5. A sane parent is a priceless treasure. There is no substitute for a parent who is willing to do whatever it takes to support a child in a medical crisis. Thus more sides to the shape of parental-sanity:
(A) If you don’t take care of yourself, you won’t be able to do the whatever it takes when the need arises.
(B) Whatever it takes includes doing some hard things, but not all the hard things. If you don’t have to be there doing a thing, go do something that makes you better able to do the things only you can do.
So yeah: I totally made a teenager deliver me my good cruiser so I could go on a bike ride when it was my turn to get out and get some fresh air. Yes, the spouse and I got out for couple-time during shift change, so we could see daylight, talk to each other without interruptions, eat something good and be ready to go back in for more.
6. You can just be real about the situation. Back to that whole 1,000-person prayer team: Yes, the SuperHusband and I, and everyone else, were worried and scared. Left to my own devices, not only could I worry about this child’s impending doom, I could also conjure up scenarios in which other children met tragic fates while we were all distracted by the one having the official crisis. Drowning? Fatal car accident? Nobody’s safe! Ever!
Nobody is ever safe. Our kid came through surgery just fine, and other people were receiving bad news. Our days were getting better and better while other people’s lives were getting worse and worse. It’s a fallen world. You don’t have to pick a single All-Purpose Mood that somehow perfectly matches the gravity of the situation, because the truth is that the situation is complicated, and some really good things are happening and so are some bad things. So just whatever. Don’t feel beholden to the Feelings Police.
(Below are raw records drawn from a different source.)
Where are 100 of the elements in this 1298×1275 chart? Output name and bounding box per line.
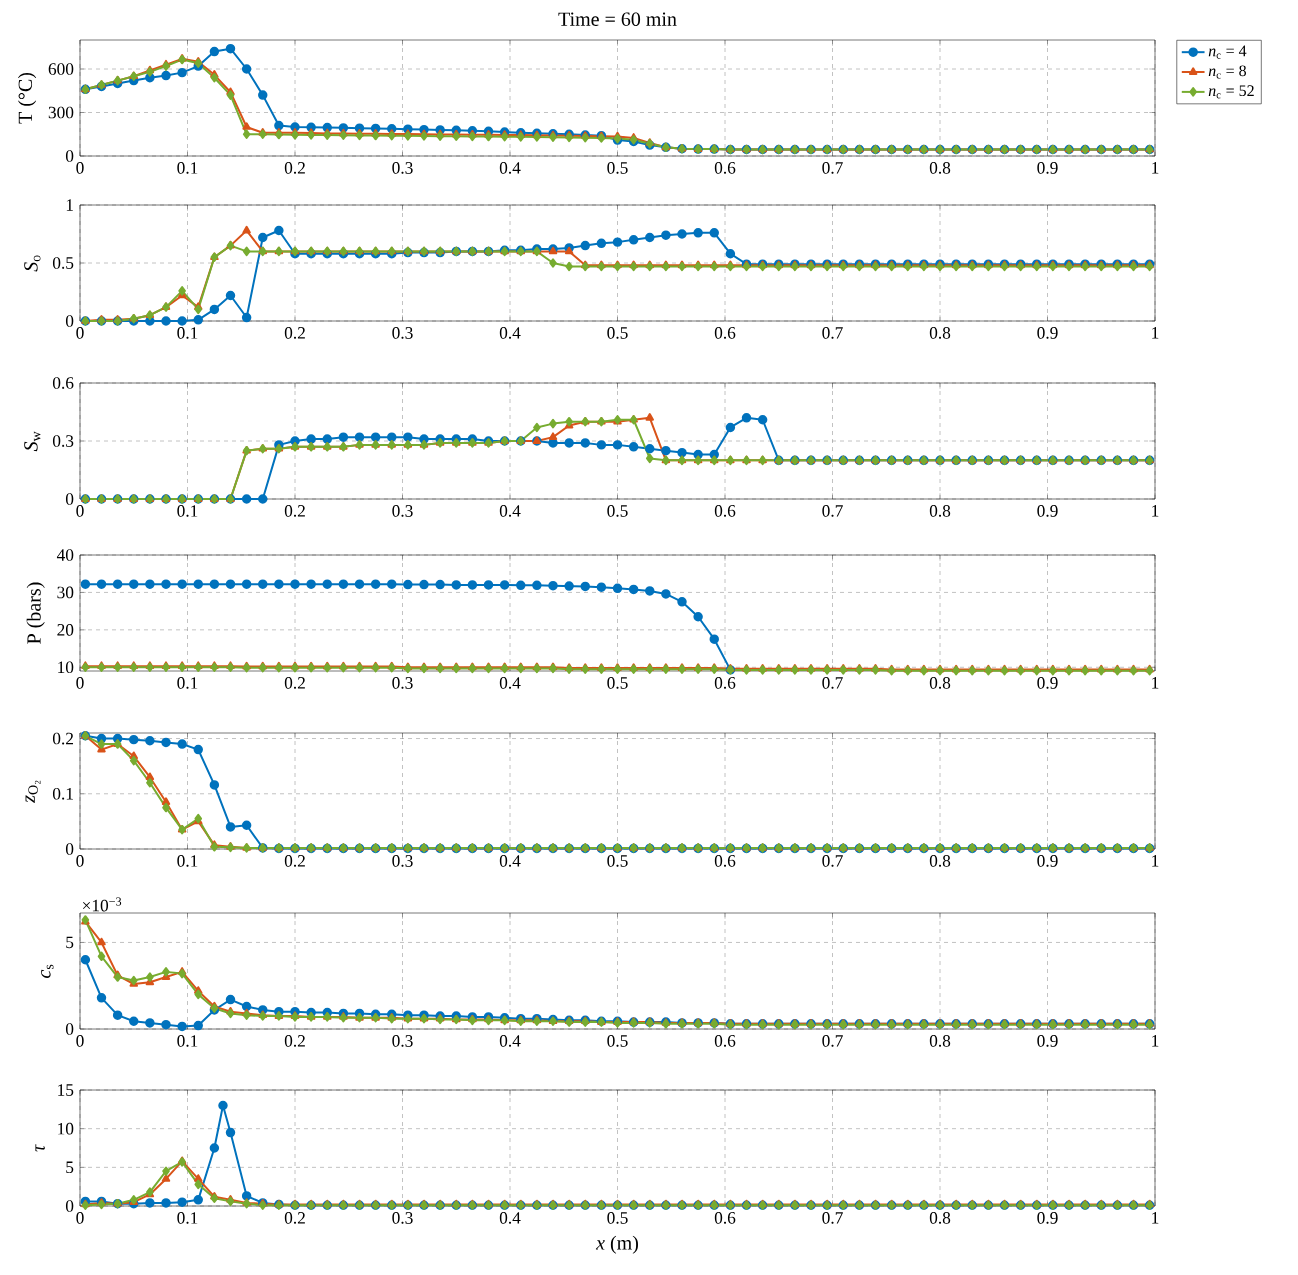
x-tick-label: 0.7	[822, 1212, 843, 1224]
x-tick-label: 0.4	[499, 1035, 521, 1047]
x-tick-label: 0.8	[929, 505, 951, 517]
y-tick-label: 0	[65, 1200, 74, 1212]
x-tick-label: 0.7	[822, 327, 843, 339]
x-tick-label: 0.4	[499, 505, 521, 517]
x-tick-label: 0.7	[822, 162, 843, 174]
x-tick-label: 0.1	[177, 1035, 198, 1047]
y-tick-label: 1	[66, 199, 73, 211]
y-tick-label: 40	[56, 549, 74, 561]
y-tick-label: 600	[48, 63, 74, 75]
legend-label: n$_{c}$ = 8	[1208, 65, 1247, 79]
y-tick-label: 0	[65, 315, 74, 327]
y-axis-title: P (bars)	[26, 582, 45, 644]
y-axis-title: T (°C)	[18, 72, 37, 124]
x-tick-label: 0.7	[822, 855, 843, 867]
x-tick-label: 0.4	[499, 162, 521, 174]
x-tick-label: 0.8	[929, 855, 951, 867]
y-axis-title: τ	[35, 1144, 45, 1152]
x-tick-label: 0.9	[1037, 505, 1058, 517]
x-tick-label: 0.3	[392, 1035, 413, 1047]
x-tick-label: 0.5	[607, 855, 628, 867]
y-tick-label: 0	[65, 843, 74, 855]
x-tick-label: 0.8	[929, 1035, 951, 1047]
x-tick-label: 0.1	[177, 677, 198, 689]
x-tick-label: 0.4	[499, 327, 521, 339]
x-tick-label: 0	[76, 505, 84, 517]
x-tick-label: 0.2	[284, 677, 305, 689]
x-tick-label: 0.6	[714, 1212, 736, 1224]
x-tick-label: 0.5	[607, 162, 628, 174]
x-tick-label: 0.5	[607, 327, 628, 339]
x-tick-label: 0.2	[284, 162, 305, 174]
x-tick-label: 0.9	[1037, 1212, 1058, 1224]
x-tick-label: 0.6	[714, 677, 736, 689]
y-tick-label: 300	[48, 106, 74, 119]
x-tick-label: 0.6	[714, 505, 736, 517]
x-tick-label: 0.9	[1037, 855, 1058, 867]
y-tick-label: 0.5	[52, 257, 74, 269]
y-tick-label: 20	[57, 624, 74, 636]
y-tick-label: 0.3	[52, 435, 74, 447]
x-tick-label: 0.8	[929, 677, 951, 689]
x-tick-label: 0.2	[284, 855, 305, 867]
y-axis-title: S$_{o}$	[24, 255, 41, 272]
x-tick-label: 0	[76, 162, 84, 174]
x-tick-label: 0.9	[1037, 1035, 1058, 1047]
y-tick-label: 5	[66, 936, 74, 949]
x-tick-label: 0	[76, 1035, 84, 1047]
y-axis-title: c$_{s}$	[41, 964, 54, 978]
x-axis-title: x (m)	[595, 1235, 638, 1254]
x-tick-label: 0.8	[929, 162, 951, 174]
x-tick-label: 0.8	[929, 327, 951, 339]
y-tick-label: 0.1	[52, 787, 73, 800]
x-tick-label: 0.6	[714, 1035, 736, 1047]
x-tick-label: 0.3	[392, 505, 413, 517]
x-tick-label: 0.2	[284, 1035, 305, 1047]
y-tick-label: 5	[66, 1161, 74, 1174]
legend-label: n$_{c}$ = 4	[1208, 45, 1247, 59]
x-tick-label: 1	[1152, 855, 1159, 867]
y-tick-label: 10	[58, 661, 74, 674]
y-tick-label: 0	[65, 493, 74, 505]
x-tick-label: 0.2	[284, 505, 305, 517]
x-tick-label: 0.3	[392, 1212, 413, 1224]
x-tick-label: 0.1	[177, 1212, 198, 1224]
x-tick-label: 0.5	[607, 1212, 628, 1224]
x-tick-label: 1	[1152, 677, 1159, 689]
x-tick-label: 0.1	[177, 505, 198, 517]
y-tick-label: 0	[65, 1023, 74, 1035]
x-tick-label: 0.9	[1037, 162, 1058, 174]
x-tick-label: 0.1	[177, 327, 198, 339]
y-axis-title: S$_{w}$	[24, 431, 41, 452]
x-tick-label: 0.9	[1037, 327, 1058, 339]
legend-label: n$_{c}$ = 52	[1208, 85, 1254, 99]
x-tick-label: 0.5	[607, 677, 628, 689]
x-tick-label: 0.5	[607, 1035, 628, 1047]
x-tick-label: 0.4	[499, 677, 521, 689]
x-tick-label: 0	[76, 1212, 84, 1224]
x-tick-label: 0	[76, 855, 84, 867]
x-tick-label: 1	[1152, 162, 1159, 174]
x-tick-label: 0.6	[714, 162, 736, 174]
x-tick-label: 1	[1152, 1212, 1159, 1224]
y-tick-label: 0	[65, 150, 74, 162]
chart-title: Time = 60 min	[558, 12, 677, 26]
x-tick-label: 0.3	[392, 327, 413, 339]
x-tick-label: 0.5	[607, 505, 628, 517]
x-tick-label: 0.2	[284, 327, 305, 339]
y-axis-title: z$_{O₂}$	[25, 780, 41, 803]
x-tick-label: 0.3	[392, 855, 413, 867]
x-tick-label: 1	[1152, 1035, 1159, 1047]
y-tick-label: 0.2	[52, 732, 74, 745]
x-tick-label: 0.7	[822, 1035, 843, 1047]
x-tick-label: 0	[76, 677, 84, 689]
x-tick-label: 1	[1152, 505, 1159, 517]
x-tick-label: 0.2	[284, 1212, 305, 1224]
x-tick-label: 0.7	[822, 505, 843, 517]
x-tick-label: 0.1	[177, 162, 198, 174]
x-tick-label: 0.8	[929, 1212, 951, 1224]
x-tick-label: 1	[1152, 327, 1159, 339]
x-tick-label: 0.3	[392, 677, 413, 689]
text: ×10$^{−3}$	[82, 897, 122, 912]
x-tick-label: 0.4	[499, 1212, 521, 1224]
7. Eternity is for real. The thought of my kid dying is unbearable. Also: It could happen on my watch. Indeed, the expected death rate for my children is 100%, so unless we all die in the same train wreck, some of us get to be bereaved.
This is awful. Believing in God doesn’t take away the intense grief that comes with losing someone you love.
But here’s what it does do: It means you aren’t hanging all your faith on doctors. You can be sensible and do practical things to try to ensure the best odds possible on your kid’s survival, but the weight of Everything Forever And Ever Amen doesn’t hang on your shoulders, and it doesn’t hang on the doctors’ shoulders. When you know that God has everything under control, you don’t have to be in a non-stop panic, frantically trying to save your kid from eternal nothingness.
You ask God to spare you the suffering, and hopefully He spares you the suffering. But you also know that the separation of death is temporary, and no matter how bad things get in this life, no matter how black your grief, no matter how much your life sinks into the abyss of loss if the worst should happen, it isn’t the end of the story.
And then if your kid’s not dead and actually she’s recovering pretty well, you can leave her to the spouse who has day shift and get out for fresh air and sanity.
*It’s not done until Pathology says it’s done . . . but we’re not going there right now.